A origem deste trabalho dentro da tradição espiritual

O conceito de trabalhar ativamente o próprio karma, em vez de simplesmente o aceitar como um destino fixo e imutável, tem raízes que remontam a diferentes tradições espirituais orientais, ainda que a forma específica de sessão descrita neste artigo seja uma adaptação mais contemporânea dessas ideias mais antigas.
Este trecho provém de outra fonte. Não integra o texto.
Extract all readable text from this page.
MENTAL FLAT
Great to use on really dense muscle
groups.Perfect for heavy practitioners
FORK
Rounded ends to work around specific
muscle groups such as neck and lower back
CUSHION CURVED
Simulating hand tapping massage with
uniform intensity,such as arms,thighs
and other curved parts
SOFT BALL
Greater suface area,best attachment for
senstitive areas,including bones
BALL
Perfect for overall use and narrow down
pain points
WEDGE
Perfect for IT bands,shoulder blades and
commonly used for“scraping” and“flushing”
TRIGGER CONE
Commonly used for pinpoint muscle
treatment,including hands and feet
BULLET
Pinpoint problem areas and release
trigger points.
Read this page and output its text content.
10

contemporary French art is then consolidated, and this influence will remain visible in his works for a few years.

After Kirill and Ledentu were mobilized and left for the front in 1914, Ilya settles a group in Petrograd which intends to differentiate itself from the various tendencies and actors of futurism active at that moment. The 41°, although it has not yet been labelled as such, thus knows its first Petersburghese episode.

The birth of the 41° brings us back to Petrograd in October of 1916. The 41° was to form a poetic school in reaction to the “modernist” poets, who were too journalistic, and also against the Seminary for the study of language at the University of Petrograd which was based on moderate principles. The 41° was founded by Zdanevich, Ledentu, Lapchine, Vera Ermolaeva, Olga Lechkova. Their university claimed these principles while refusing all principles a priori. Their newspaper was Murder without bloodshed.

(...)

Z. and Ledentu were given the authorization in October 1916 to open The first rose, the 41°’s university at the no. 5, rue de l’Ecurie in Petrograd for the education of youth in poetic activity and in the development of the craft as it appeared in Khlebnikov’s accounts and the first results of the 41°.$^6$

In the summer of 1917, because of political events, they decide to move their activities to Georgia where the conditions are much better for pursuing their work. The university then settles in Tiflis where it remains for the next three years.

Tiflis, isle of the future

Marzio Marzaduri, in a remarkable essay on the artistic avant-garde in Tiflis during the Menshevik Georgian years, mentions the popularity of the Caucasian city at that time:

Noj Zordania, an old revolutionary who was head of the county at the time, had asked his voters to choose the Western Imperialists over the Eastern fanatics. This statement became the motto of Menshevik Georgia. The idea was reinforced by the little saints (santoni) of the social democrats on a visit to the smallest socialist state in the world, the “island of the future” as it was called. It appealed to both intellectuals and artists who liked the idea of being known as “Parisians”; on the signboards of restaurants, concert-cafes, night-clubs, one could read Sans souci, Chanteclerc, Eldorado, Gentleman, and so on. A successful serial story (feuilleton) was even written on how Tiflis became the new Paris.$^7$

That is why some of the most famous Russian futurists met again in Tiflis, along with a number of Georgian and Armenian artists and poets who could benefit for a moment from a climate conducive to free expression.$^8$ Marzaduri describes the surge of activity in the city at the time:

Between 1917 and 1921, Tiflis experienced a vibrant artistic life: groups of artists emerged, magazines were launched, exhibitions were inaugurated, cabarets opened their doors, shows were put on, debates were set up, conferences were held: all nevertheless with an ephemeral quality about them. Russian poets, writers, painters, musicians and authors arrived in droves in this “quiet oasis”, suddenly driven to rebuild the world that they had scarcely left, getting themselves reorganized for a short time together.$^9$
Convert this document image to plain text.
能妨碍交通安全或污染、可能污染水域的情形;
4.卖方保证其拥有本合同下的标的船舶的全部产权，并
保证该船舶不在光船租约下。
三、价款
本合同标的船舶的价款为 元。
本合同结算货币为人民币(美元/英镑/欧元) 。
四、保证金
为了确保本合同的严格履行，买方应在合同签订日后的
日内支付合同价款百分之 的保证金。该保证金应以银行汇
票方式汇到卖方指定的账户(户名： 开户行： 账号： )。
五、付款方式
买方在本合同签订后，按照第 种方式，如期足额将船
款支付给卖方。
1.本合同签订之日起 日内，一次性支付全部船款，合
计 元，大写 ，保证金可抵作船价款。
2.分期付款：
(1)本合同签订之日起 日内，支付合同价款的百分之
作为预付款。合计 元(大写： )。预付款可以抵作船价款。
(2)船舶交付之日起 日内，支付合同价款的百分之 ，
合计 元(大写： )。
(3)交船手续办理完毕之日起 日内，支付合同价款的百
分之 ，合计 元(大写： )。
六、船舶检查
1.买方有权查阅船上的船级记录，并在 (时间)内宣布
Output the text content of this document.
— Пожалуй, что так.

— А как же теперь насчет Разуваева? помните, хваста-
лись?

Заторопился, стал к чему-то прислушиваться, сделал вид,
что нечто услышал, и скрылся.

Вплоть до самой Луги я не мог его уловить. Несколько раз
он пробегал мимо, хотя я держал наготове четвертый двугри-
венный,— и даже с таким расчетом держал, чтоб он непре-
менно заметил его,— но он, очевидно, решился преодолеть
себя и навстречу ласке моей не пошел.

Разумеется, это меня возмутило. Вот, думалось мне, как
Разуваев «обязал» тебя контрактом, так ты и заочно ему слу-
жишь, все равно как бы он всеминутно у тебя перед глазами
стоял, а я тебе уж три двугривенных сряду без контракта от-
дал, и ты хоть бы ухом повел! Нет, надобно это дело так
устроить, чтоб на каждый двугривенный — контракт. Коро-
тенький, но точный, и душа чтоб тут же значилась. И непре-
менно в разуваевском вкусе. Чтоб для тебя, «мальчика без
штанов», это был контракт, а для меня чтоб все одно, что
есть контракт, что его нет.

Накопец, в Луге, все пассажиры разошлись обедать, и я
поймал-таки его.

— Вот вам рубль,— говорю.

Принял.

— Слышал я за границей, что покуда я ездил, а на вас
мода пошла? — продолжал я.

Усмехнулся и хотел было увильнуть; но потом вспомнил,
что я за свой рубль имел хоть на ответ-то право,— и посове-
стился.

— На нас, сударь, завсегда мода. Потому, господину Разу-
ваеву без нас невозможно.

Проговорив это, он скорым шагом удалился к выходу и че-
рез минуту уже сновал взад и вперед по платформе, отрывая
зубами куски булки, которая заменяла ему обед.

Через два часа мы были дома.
No hinduísmo e no budismo, tradições onde o conceito de karma nasceu, a ideia de que uma pessoa pode trabalhar ativamente para purificar o seu próprio karma através de práticas espirituais específicas, orações, rituais ou meditação profunda, é antiga e bem documentada. O objetivo tradicional não era necessariamente uma "limpeza" no sentido ocidental contemporâneo, mas antes um processo gradual de purificação através de uma vida vivida com maior consciência e maior alinhamento ético, o que, com o tempo, reduziria naturalmente a acumulação de karma negativo. A ideia de uma sessão específica e concentrada, tal como se descreve neste artigo, é uma adaptação mais recente destas ideias mais antigas, combinando-as com técnicas de trabalho energético que se desenvolveram, em grande parte, dentro das tradições espiritualistas e mediúnicas brasileiras ao longo do século passado.

Esta combinação entre uma filosofia oriental milenar e técnicas de trabalho energético mais recentes ilustra bem como as práticas espirituais contemporâneas frequentemente sintetizam elementos de tradições diferentes, adaptando-os a um contexto e a uma linguagem que fazem sentido para quem procura este tipo de trabalho hoje em dia. Não se trata de uma diluição destas tradições originais, mas antes de uma evolução natural que continua a acontecer, tal como aconteceu ao longo de toda a história destas práticas espirituais, sempre que novas gerações de terapeutas e de consulentes trazem as suas próprias necessidades e as suas próprias perguntas a um corpo de conhecimento que continua vivo e em constante desenvolvimento.

Conclusão

Uma limpeza de karma não promete apagar, de forma instantânea, tudo o que a vida trouxe até agora. Promete, isso sim, dissolver o peso energético que sustenta um padrão repetido, criando espaço para que a pessoa possa, com mais consciência e mais liberdade, escolher um caminho diferente do que os ciclos anteriores costumavam impor.

O verdadeiro valor deste trabalho não está apenas na sessão em si, mas naquilo que a pessoa faz depois dela: reconhecer o padrão quando ele tenta reaparecer, e escolher, ativamente, uma resposta diferente da que sustentava o ciclo até então. É esta combinação entre o trabalho energético e a escolha consciente que se segue que transforma uma sessão pontual numa mudança genuinamente duradoura. No fundo, a limpeza de karma não substitui a responsabilidade pessoal de viver de forma diferente: torna-a, isso sim, consideravelmente mais acessível, removendo o peso energético que antes tornava essa mudança tão mais difícil de sustentar sozinha, sem qualquer apoio adicional.